Wednesday, 21 December 2022

Let's Brew Wednesday - 1849 Barclay Perkins F St

I'm hard at work of my book "Stout". So expect lots of Stout recipes in the coming weeks.  Unless I get bored with it, of course. Or distracted. Both of which happen quite often.

The weakest of Barclay’s Stouts was an odd devil. Barely stronger than standard Porter, what exactly made it a Stout? And, while we’re asking questions, what did the F stand for? Sadly, I have no answers.

The grist is closer to a Porter, as there’s no amber malt, which usually featured in their Stouts. There’s also slightly less brown malt and slightly more pale malt.  The result is a beer quite a bit paler than the other Stouts in Barclay’s portfolio.

Three mashes, of course. The first two pretty similar to the other Stouts. But the third is considerably cooler. No idea why that should be. Other than that’s the way their Porters were mashed.

Mash number barrels strike heat tap heat
1 289 159º F 146.5º F
2 181 178º F 160.5º F
3 223 162º F 159.5º F


One aspect which is Stout-like is the level of hopping. At 17 lbs per quarter (336 lbs) of malt it’s higher than standard Porter (12.25 lbs) and Mild Brown Stout (13.45 lbs) and around the same rate as Keeping Brown Stout (17.24 lbs).

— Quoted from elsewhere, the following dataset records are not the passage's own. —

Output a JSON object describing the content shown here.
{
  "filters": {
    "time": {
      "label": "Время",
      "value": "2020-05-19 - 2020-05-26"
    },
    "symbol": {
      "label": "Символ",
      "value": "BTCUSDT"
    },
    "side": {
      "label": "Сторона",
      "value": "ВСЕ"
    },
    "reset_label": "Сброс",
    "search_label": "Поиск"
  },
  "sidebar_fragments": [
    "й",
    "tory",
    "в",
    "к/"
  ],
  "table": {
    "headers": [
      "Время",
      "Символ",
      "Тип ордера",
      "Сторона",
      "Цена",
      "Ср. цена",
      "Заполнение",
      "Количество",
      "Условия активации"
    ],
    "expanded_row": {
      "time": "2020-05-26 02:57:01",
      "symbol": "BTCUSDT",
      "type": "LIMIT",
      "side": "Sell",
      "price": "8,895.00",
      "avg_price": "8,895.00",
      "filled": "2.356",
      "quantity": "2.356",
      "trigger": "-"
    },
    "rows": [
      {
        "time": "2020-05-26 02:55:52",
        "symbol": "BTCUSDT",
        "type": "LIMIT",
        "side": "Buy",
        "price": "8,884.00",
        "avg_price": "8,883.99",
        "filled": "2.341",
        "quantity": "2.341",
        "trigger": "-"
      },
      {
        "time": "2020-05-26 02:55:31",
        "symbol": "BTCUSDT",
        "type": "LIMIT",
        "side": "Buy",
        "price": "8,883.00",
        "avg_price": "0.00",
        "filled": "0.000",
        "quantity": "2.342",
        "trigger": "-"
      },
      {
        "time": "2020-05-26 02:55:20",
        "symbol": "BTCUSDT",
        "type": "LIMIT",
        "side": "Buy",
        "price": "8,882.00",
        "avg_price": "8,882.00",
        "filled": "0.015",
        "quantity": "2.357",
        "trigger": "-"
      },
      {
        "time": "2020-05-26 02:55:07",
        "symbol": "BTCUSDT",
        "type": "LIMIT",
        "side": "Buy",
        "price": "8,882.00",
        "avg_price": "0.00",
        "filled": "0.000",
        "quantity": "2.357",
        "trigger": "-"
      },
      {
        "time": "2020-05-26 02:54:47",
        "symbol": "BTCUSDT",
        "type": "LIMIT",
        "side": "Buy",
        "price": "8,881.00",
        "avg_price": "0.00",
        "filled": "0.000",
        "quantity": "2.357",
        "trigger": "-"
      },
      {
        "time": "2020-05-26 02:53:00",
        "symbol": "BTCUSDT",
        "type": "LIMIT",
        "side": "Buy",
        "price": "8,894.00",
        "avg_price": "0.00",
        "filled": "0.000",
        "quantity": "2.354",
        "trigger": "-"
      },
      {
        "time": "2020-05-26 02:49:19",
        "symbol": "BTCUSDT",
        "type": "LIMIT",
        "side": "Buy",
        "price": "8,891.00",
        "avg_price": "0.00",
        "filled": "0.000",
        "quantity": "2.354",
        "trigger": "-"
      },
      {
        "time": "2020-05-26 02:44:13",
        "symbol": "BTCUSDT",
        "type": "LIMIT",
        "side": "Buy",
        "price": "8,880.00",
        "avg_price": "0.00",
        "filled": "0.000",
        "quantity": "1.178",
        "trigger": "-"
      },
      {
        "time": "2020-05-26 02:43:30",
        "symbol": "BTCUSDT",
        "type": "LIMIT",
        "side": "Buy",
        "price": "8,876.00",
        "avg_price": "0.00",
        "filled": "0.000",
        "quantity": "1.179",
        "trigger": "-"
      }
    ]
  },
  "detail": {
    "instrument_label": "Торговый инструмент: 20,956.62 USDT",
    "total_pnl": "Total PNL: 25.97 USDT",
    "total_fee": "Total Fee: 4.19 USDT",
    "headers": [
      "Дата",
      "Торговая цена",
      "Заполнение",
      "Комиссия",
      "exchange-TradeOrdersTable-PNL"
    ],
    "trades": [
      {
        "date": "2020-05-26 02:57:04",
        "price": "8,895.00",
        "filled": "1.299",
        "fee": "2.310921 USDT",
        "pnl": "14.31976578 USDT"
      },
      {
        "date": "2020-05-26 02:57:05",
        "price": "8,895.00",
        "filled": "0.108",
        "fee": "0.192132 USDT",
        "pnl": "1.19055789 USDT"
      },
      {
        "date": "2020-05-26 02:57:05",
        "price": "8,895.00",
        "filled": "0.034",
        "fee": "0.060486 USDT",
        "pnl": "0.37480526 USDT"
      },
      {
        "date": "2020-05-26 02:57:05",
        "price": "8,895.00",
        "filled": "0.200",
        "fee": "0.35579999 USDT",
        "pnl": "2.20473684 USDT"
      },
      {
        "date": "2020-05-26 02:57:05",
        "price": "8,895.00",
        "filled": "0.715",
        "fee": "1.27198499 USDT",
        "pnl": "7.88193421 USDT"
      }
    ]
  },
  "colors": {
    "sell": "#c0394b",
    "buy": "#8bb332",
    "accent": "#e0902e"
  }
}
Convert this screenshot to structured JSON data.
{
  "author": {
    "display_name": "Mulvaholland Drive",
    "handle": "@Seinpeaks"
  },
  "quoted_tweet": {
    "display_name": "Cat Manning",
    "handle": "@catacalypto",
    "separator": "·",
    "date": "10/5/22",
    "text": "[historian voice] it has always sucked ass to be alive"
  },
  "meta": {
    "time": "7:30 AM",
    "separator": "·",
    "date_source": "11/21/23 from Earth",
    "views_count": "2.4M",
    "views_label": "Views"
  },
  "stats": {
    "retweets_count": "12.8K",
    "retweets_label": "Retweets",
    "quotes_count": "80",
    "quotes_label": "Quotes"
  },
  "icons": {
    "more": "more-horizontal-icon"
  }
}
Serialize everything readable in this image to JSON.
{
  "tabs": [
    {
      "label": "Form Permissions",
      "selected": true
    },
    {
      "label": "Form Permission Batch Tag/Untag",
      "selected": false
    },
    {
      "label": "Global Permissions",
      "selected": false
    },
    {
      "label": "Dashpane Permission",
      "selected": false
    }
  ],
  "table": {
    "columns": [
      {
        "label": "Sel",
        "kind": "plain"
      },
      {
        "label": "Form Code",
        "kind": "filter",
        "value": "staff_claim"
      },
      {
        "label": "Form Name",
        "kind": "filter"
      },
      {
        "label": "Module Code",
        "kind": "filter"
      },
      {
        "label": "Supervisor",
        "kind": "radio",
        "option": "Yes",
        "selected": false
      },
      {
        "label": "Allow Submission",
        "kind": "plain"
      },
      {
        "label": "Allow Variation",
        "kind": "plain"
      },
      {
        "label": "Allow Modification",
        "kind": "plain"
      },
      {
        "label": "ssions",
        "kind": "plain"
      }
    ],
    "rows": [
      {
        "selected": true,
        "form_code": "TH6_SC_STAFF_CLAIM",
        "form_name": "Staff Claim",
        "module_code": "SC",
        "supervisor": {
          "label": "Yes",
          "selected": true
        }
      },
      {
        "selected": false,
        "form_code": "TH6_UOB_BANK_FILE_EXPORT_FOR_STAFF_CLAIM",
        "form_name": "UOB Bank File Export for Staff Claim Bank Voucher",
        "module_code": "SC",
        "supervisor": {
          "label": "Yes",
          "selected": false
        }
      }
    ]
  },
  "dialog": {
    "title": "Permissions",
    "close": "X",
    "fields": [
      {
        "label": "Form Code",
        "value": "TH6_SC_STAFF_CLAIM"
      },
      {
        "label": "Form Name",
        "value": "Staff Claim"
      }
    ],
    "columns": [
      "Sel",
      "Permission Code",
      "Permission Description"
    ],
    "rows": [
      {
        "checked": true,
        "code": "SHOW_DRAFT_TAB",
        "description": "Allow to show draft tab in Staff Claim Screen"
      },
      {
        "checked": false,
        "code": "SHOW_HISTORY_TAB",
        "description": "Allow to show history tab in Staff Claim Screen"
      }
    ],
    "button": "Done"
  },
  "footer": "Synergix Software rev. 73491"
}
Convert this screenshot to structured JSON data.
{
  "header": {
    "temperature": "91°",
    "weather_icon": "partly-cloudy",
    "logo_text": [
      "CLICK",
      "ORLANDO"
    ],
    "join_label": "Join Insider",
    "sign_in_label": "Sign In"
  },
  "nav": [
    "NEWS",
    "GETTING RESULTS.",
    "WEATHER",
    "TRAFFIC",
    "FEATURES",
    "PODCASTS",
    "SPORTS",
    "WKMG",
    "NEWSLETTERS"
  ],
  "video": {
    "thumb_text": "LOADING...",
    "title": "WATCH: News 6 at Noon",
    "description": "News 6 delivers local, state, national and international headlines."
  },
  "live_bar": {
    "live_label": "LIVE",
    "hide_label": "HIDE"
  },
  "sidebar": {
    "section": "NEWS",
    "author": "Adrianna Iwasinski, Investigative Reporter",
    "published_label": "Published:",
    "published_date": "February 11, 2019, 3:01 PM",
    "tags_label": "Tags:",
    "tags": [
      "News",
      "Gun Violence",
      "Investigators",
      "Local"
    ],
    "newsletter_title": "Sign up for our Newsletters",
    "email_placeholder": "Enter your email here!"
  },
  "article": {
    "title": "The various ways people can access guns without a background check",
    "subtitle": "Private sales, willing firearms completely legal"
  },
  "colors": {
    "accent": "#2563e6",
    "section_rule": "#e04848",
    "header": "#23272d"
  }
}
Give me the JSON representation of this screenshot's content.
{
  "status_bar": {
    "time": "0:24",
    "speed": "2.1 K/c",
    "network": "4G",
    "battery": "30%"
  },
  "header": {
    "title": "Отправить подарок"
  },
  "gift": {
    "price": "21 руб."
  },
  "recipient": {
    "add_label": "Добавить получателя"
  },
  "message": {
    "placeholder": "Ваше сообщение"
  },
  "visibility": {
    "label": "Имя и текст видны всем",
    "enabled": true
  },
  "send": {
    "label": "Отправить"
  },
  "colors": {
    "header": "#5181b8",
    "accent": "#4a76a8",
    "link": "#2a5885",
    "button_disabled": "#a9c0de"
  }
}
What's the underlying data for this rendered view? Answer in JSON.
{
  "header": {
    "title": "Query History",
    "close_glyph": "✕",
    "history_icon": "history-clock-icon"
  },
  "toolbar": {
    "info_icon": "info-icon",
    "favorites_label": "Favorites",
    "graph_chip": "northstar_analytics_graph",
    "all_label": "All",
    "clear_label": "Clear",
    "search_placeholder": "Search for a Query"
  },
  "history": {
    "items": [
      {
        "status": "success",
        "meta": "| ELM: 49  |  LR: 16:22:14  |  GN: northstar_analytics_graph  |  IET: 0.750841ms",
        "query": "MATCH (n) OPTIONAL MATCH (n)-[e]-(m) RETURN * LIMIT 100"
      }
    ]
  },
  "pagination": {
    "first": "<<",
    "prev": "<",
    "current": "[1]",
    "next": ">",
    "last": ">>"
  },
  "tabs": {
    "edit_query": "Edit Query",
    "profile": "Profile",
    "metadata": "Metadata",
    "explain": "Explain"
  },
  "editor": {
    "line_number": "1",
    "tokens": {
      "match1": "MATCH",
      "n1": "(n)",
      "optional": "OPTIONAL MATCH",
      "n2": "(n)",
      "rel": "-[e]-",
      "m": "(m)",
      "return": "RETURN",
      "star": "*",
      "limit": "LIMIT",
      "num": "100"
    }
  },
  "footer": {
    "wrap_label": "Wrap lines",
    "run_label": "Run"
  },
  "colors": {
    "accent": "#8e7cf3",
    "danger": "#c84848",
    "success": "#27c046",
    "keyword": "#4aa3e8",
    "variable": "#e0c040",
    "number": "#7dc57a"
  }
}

Just the one type of were used, Mid-Kent from the 1848 harvest. 

1849 Barclay Perkins F St
pale malt 11.50 lb 77.97%
brown malt 2.75 lb 18.64%
black malt 0.50 lb 3.39%
Goldings 90 min 3.00 oz
Goldings 60 min 3.00 oz
Goldings 30 min 3.00 oz
Goldings dry hops 0.50 oz
OG 1062
FG 1016
ABV 6.09
Apparent attenuation 74.19%
IBU 107
SRM 27
Mash at 151º F
Sparge at 170º F
Boil time 90 minutes
pitching temp 66º F
Yeast Wyeast 1099 Whitbread Ale

4 comments:

InSearchOfKnowledge said...

There’s also slightly less brown malt and slightly more brown malt. 

I suppose you mean

There’s also slightly less brown malt and slightly more pale malt. 

Ron Pattinson said...


InSearchOfKnowledge,

thanks for the correction.

Anonymous said...

107 IBU that is extremely bitter

Christoph Riedel said...

Could the F stand for Foreign Stout?